We show that T1R and MISR2 receptors are expressed at both mRNA and protein level in primary specimens and short-term cultures and their expression patterns were similar to that seen in the larger TMA cohort. Our results are in agreement with earlier studies showing that the presence of MISR2 is sufficient for Smad activation in response to MIS and that downstream effectors cause in vitro growth inhibition in [21]. Recombinant human MIS has been reported to inhibit the in vitro and in vivo growth of mouse ovarian carcinoma (MOVCAR) cells [9]. A modulated downstream response to MIS which was dependent on specific T1R was previously suggested by Visser et al. [22]. Using a mouse embryonic carcinoma cell line (P19) they determined that among the different type I candidates tested, only ALK2 was found to be important in MIS-mediated müllerian duct regression and capable of signaling using a Tlx-2 reporter gene assay. In contrast, ALK6 failed to significantly enhance the MIS-dependent reporter gene activation. Of note, ALK3 was not evaluated in this study [22]. In our study, the majority of TMA and primary OC cells expressed both ALK2 and ALK3 receptors and in the subset analyzed most cultures were capable of Smad signaling and growth inhibition in response to MIS. Collectively these data would suggest that expression of T1R is not a major limiting factor in the response to MIS by the majority of EOC. While recognizing that approximately one-third of EOC will be MISR2 non-expressing, in the era of tailored therapy, this should not pose a major clinical concern. We found activation of the MIS pathway results in up to 57–59% decrease in cell viability of primary cell culture and MISR2 over-expressing Z3 cell line. Together, these findings suggest that ALK3, in addition to ALK2, is an important T1R for MIS signaling, though there is likely redundancy in the human EOC model

An important limitation to the current study is the inability to differentiate the relative contributions of specific T1Rs in MIS-dependent growth inhibition. Additionally we were only able to test a subset of primary short-term cultures for growth inhibition to MIS. We also recognize that the use of short-term primary cultures does not rule out some contribution from associated stromal and fibroblast cells to the results. To better delineate the specific roles attributed to candidate T1Rs, future studies will utilize specific neutralizing antibodies to block one or more of these receptors. We are also developing a chimeric model, where MISR2 will be expressed with either ALK2, ALK3 or ALK6 individually linked to a unique extracellular domain to allow specificity of activation. These experiments will help to define the relative contributions of each T1R in MIS signaling. These functional studies are the next steps for gaining insight into the biology of MIS signaling in ovarian cancer and providing data that improves the purposeful manipulation of this receptor system for therapeutic gain.

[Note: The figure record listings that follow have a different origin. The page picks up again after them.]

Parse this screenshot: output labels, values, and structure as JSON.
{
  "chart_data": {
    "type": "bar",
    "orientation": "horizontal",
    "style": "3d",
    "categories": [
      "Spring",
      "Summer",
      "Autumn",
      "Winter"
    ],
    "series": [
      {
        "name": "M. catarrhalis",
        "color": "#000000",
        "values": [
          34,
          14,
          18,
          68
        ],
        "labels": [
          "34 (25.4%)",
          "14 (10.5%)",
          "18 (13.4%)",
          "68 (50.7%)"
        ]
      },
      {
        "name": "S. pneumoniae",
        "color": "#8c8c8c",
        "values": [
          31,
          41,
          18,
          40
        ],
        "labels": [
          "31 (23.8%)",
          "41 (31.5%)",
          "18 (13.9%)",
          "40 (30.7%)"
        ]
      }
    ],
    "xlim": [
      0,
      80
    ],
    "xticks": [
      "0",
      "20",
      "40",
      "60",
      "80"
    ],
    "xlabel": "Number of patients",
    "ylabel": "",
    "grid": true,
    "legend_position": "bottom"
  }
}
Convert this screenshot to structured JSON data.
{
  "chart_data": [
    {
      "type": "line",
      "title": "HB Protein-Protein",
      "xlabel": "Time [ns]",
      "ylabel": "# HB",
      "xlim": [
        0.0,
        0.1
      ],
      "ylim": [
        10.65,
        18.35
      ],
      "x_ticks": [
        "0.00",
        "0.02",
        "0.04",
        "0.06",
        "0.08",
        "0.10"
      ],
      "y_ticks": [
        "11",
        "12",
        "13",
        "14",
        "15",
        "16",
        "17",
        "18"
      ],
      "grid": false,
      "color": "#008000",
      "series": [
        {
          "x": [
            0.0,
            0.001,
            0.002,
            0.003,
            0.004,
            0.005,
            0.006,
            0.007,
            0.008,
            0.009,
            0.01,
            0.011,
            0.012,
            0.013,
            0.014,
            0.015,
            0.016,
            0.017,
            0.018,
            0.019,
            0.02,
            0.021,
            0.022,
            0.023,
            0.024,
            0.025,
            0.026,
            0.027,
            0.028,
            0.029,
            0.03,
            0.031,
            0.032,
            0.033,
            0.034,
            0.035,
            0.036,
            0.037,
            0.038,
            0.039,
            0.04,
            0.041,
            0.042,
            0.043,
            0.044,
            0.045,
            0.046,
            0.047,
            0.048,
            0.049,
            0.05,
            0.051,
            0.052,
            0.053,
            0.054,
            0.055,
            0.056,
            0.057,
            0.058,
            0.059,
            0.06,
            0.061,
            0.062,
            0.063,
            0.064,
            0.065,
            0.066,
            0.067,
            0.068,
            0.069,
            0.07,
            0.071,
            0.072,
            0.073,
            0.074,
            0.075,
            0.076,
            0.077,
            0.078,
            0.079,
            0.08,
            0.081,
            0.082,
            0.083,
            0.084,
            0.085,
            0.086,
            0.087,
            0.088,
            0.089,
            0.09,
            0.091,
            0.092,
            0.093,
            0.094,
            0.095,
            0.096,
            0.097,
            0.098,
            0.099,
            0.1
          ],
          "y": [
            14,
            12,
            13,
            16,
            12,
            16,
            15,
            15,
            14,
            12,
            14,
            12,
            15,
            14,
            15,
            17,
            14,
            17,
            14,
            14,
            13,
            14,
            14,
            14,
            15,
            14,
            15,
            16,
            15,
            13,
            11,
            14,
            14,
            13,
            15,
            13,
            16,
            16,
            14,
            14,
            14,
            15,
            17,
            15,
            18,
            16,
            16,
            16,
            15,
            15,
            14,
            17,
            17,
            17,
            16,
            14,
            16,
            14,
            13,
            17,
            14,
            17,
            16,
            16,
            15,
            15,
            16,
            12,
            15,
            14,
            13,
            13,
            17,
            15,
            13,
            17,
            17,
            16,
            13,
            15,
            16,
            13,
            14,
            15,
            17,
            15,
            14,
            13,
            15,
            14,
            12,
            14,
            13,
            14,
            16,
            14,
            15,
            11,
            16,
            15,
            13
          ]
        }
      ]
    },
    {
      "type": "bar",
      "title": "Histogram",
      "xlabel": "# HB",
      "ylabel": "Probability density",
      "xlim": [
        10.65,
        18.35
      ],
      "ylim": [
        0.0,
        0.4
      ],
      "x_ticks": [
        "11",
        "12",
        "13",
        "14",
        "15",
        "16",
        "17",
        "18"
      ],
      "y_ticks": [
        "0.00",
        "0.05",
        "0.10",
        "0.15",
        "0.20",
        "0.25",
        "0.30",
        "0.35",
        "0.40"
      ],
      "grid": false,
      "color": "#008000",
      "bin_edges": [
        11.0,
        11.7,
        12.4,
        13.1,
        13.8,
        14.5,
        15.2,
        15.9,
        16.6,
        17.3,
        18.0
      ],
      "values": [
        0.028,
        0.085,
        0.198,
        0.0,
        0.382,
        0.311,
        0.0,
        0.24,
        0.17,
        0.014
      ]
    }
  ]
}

In summary, our study contributes to the research on MIS as a therapeutic agent by demonstrating ALK2 and ALK3 are present in majority of EOC and in nearly all EOC expressing MISR2. While MIS induces growth inhibition in primary cultures expressing these receptors, the degree of growth inhibition is limited, suggesting a minor role for MIS alone as a therapeutic agent. Previous work suggests a role for synergy with cytotoxic drug [9]: this is a strategy which should be pursued further. Future studies should be guided by additional research into downstream MIS-dependent signaling pathways to help predict which existing therapies could synergize with MIS treatment.